Et puis, si vous souhaitez ensuite montrer votre travail, il y a aura toujours votre famille, les réseaux sociaux, une page Facebook, un compte Instagram, un site internet, les cafés, les restos, les petites galeries moins sélectives, les regroupements d’artistes, les symposiums ou autre.

Adapter sa pratique et son apprentissage

Lorsque vous commencez à peindre tard dans votre vie, il est fort probable que votre concentration, votre niveau de résistance au stress ou votre santé ne soient plus ce qu’ils étaient lorsque vous aviez 20 ans. Vous devez donc adapter votre apprentissage et votre pratique de la peinture en conséquence.

Par exemple, si vous souffrez d’arthrite rhumatoïde aux mains et que vos articulations sont déformées, il vous faudra développer des stratégies permettant de peindre tout en limitant la douleur comme de choisir des pinceaux légers avec un manche large et de diminuer la durée et la fréquence des séances.

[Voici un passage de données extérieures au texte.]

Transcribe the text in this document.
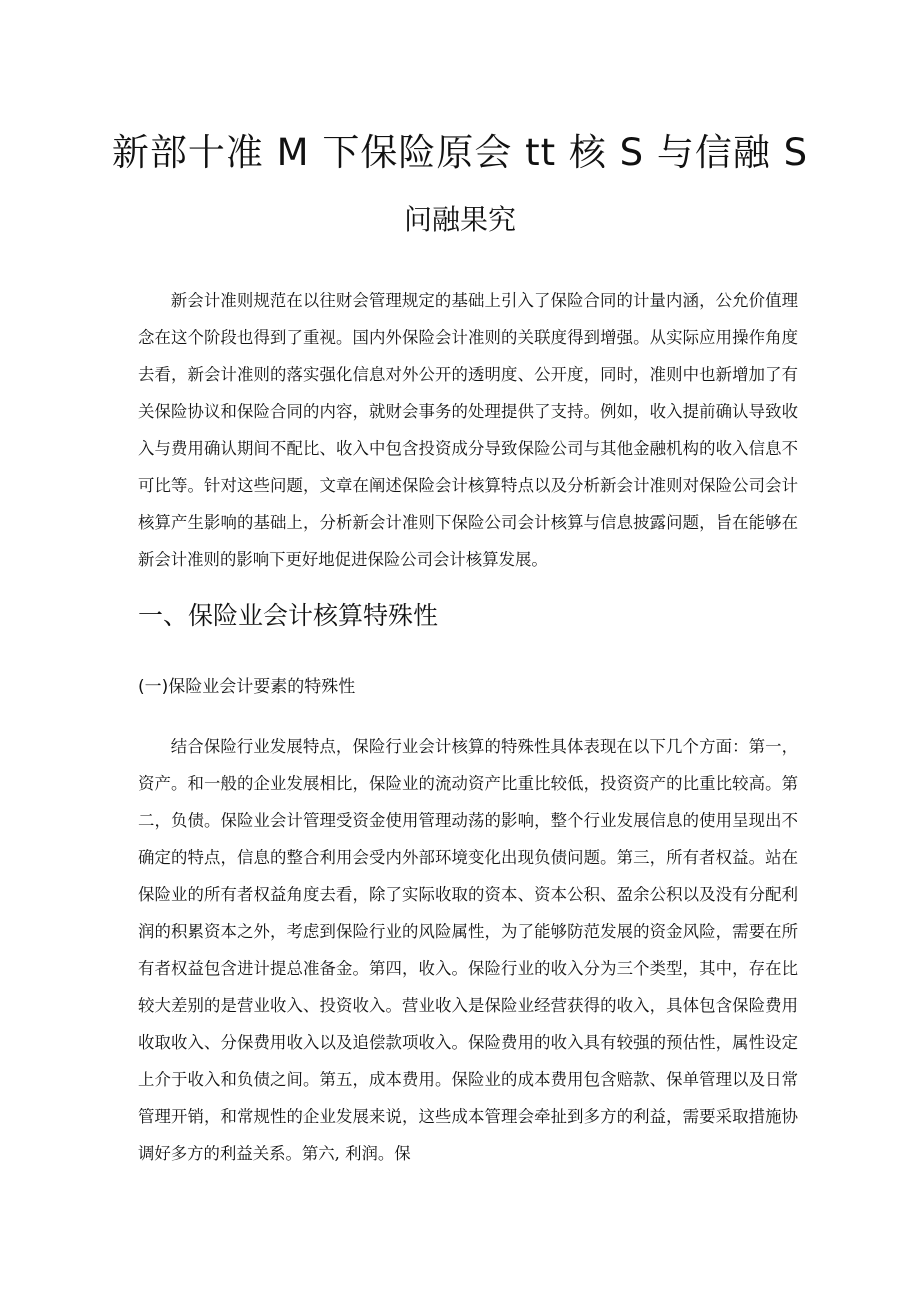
新部十准 M 下保险原会 tt 核 S 与信融 S
问融果究

新会计准则规范在以往财会管理规定的基础上引入了保险合同的计量内涵，公允价值理念在这个阶段也得到了重视。国内外保险会计准则的关联度得到增强。从实际应用操作角度去看，新会计准则的落实强化信息对外公开的透明度、公开度，同时，准则中也新增加了有关保险协议和保险合同的内容，就财会事务的处理提供了支持。例如，收入提前确认导致收入与费用确认期间不配比、收入中包含投资成分导致保险公司与其他金融机构的收入信息不可比等。针对这些问题，文章在阐述保险会计核算特点以及分析新会计准则对保险公司会计核算产生影响的基础上，分析新会计准则下保险公司会计核算与信息披露问题，旨在能够在新会计准则的影响下更好地促进保险公司会计核算发展。

一、保险业会计核算特殊性
(一)保险业会计要素的特殊性

结合保险行业发展特点，保险行业会计核算的特殊性具体表现在以下几个方面：第一，资产。和一般的企业发展相比，保险业的流动资产比重比较低，投资资产的比重比较高。第二，负债。保险业会计管理受资金使用管理动荡的影响，整个行业发展信息的使用呈现出不确定的特点，信息的整合利用会受内外部环境变化出现负债问题。第三，所有者权益。站在保险业的所有者权益角度去看，除了实际收取的资本、资本公积、盈余公积以及没有分配利润的积累资本之外，考虑到保险行业的风险属性，为了能够防范发展的资金风险，需要在所有者权益包含进计提总准备金。第四，收入。保险行业的收入分为三个类型，其中，存在比较大差别的是营业收入、投资收入。营业收入是保险业经营获得的收入，具体包含保险费用收取收入、分保费用收入以及追偿款项收入。保险费用的收入具有较强的预估性，属性设定上介于收入和负债之间。第五，成本费用。保险业的成本费用包含赔款、保单管理以及日常管理开销，和常规性的企业发展来说，这些成本管理会牵扯到多方的利益，需要采取措施协调好多方的利益关系。第六, 利润。保
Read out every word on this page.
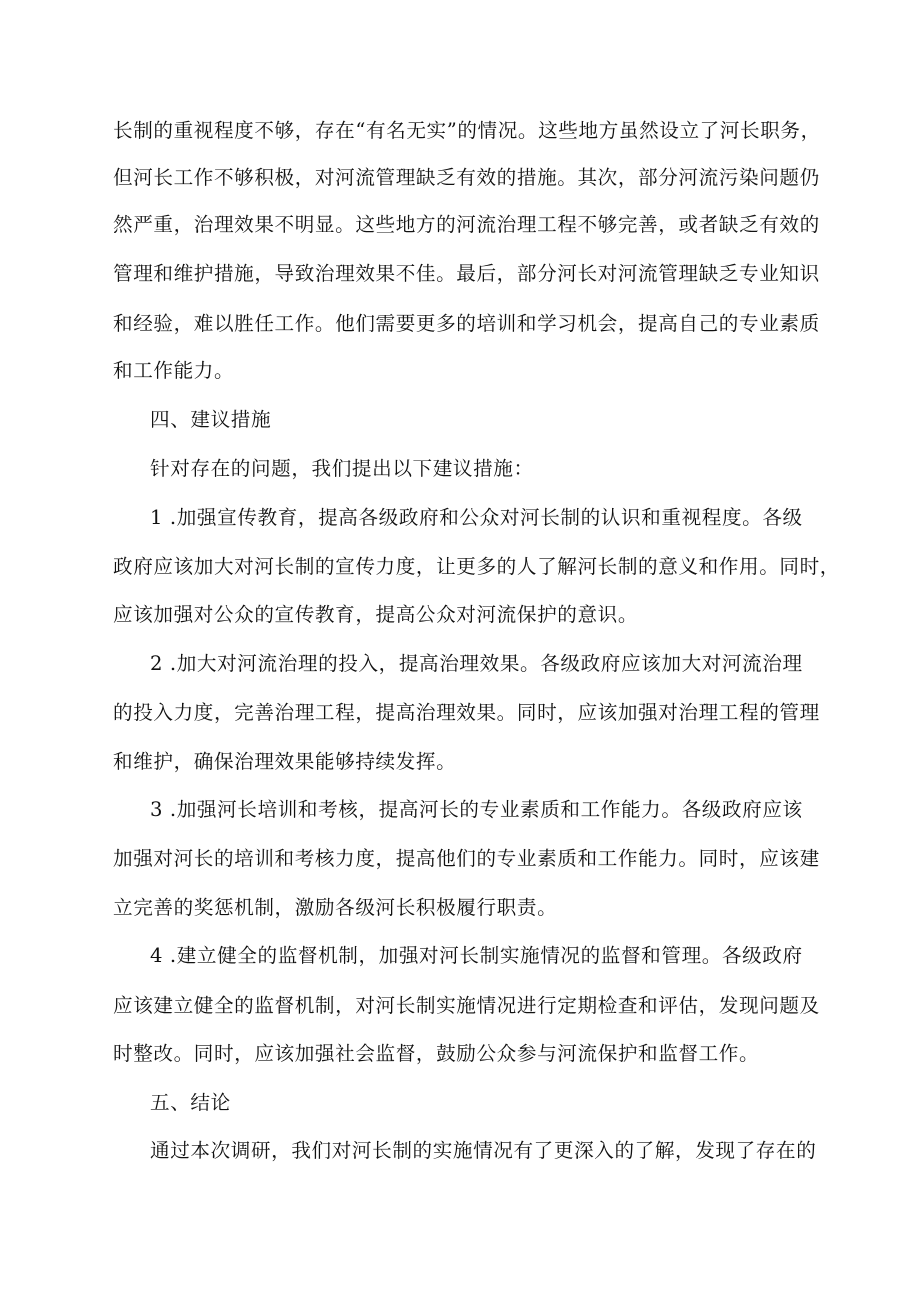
长制的重视程度不够，存在“有名无实”的情况。这些地方虽然设立了河长职务，
但河长工作不够积极，对河流管理缺乏有效的措施。其次，部分河流污染问题仍
然严重，治理效果不明显。这些地方的河流治理工程不够完善，或者缺乏有效的
管理和维护措施，导致治理效果不佳。最后，部分河长对河流管理缺乏专业知识
和经验，难以胜任工作。他们需要更多的培训和学习机会，提高自己的专业素质
和工作能力。
四、建议措施
针对存在的问题，我们提出以下建议措施：
1 .加强宣传教育，提高各级政府和公众对河长制的认识和重视程度。各级
政府应该加大对河长制的宣传力度，让更多的人了解河长制的意义和作用。同时，
应该加强对公众的宣传教育，提高公众对河流保护的意识。
2 .加大对河流治理的投入，提高治理效果。各级政府应该加大对河流治理
的投入力度，完善治理工程，提高治理效果。同时，应该加强对治理工程的管理
和维护，确保治理效果能够持续发挥。
3 .加强河长培训和考核，提高河长的专业素质和工作能力。各级政府应该
加强对河长的培训和考核力度，提高他们的专业素质和工作能力。同时，应该建
立完善的奖惩机制，激励各级河长积极履行职责。
4 .建立健全的监督机制，加强对河长制实施情况的监督和管理。各级政府
应该建立健全的监督机制，对河长制实施情况进行定期检查和评估，发现问题及
时整改。同时，应该加强社会监督，鼓励公众参与河流保护和监督工作。
五、结论
通过本次调研，我们对河长制的实施情况有了更深入的了解，发现了存在的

Autre exemple… Si vous avez des problèmes respiratoires, vous aurez avantage à choisir un médium dégageant peu ou pas de poussières et non toxique.

Considérez aussi l’espace dont vous disposez pour faire de la peinture. Par exemple, si vous logez dans un tout petit appartement et que vous devez peindre sur un bout de comptoir parce que c’est la seule surface disponible, il sera préférable de choisir un médium peu encombrant, rapide à ranger, peu odorant et non toxique comme l’aquarelle et de créer des oeuvres de petite taille.

Si vous n’aimez pas peindre seul, peut-être y a-t-il un local à vocation communautaire dans l’immeuble où vous habitez dans lequel vous auriez le droit de faire de la peinture tout en y rencontrant d’autres locataires. Vous pourriez aussi vous joindre à une association d’artistes, dont les membres se regroupant chaque semaine pour créer et échanger entre eux.

Vous ne connaissez pas les organismes et les services offerts près de chez vous ?  Contactez le service des loisirs de votre municipalité et informez-vous des services offerts aux aînés, jetez un coup d’œil au journal local et les babillards publics, questionnez votre marchand de matériel d’art local ou faites une recherche sur internet. Si malgré vos recherches vous ne trouvez pas ce qui vous convient ou que vous préférez apprendre chez vous par vous-même, il y a maintenant une panoplie de cours et de tutoriels en ligne (gratuits ou pas), en plus des classiques livres qui peuvent vous aider dans votre apprentissage. Si l’expérience vous tente, lancez-vous !

Photo : Pexels.com

Les avantages

Lorsque vous faites de la peinture tard dans votre vie, vous bénéficiez de plusieurs avantages dont…

La maturité. Vous êtes mature et vous avez une meilleure connaissance de vous, de ce que vous aimez et de ce que vous n’aimez pas. Tout ce bagage accumulé avec les années est une source incroyable d’inspiration lorsque vient le temps de peindre. En plus, vous n’avez plus rien à prouver à personne. Vous avez de quoi à dire et des souvenirs à raconter, faites-le !

Le temps. Avec l’âge, vous devenez maître de votre temps. Peut-être que vous avez moins d’énergie qu’avant, mais vous pouvez gérer le temps que vous avez comme il vous plait.

Les économies. Si vous avez mis de côté de l’argent toute votre vie, il est probable que votre situation financière vous laisse maintenant libre de faire de l’art selon vos goûts et vos impulsions sans devoir tirer un revenu de la vente de vos œuvres. C’est une liberté que bien de jeunes créateurs qui peinent à payer leurs factures aimeraient avoir.

Un mieux-être global. Et puis, il y a plusieurs bienfaits au point de vue de la santé physique, émotionnelle et de la sensation de bien-être en général à être créatif en prenant de l’âge. J’en ai parlé dans l’article du blog intitulé « Mieux vieillir en ayant une vie créative ». Une raison de plus de dire oui à votre envie de peindre ou de créer malgré vos cheveux blancs et l’âge qui laisse ses marques.

Finalement…

N’hésitez plus ! Nouez ou renouez avec l’expérience de peindre et de créer. Avec quelques ajustements si nécessaire, de vraies raisons et des attentes raisonnables, il n’y a pas de raison de vous passer des plaisirs de créer et des bienfaits que ça a à court, moyen et long terme.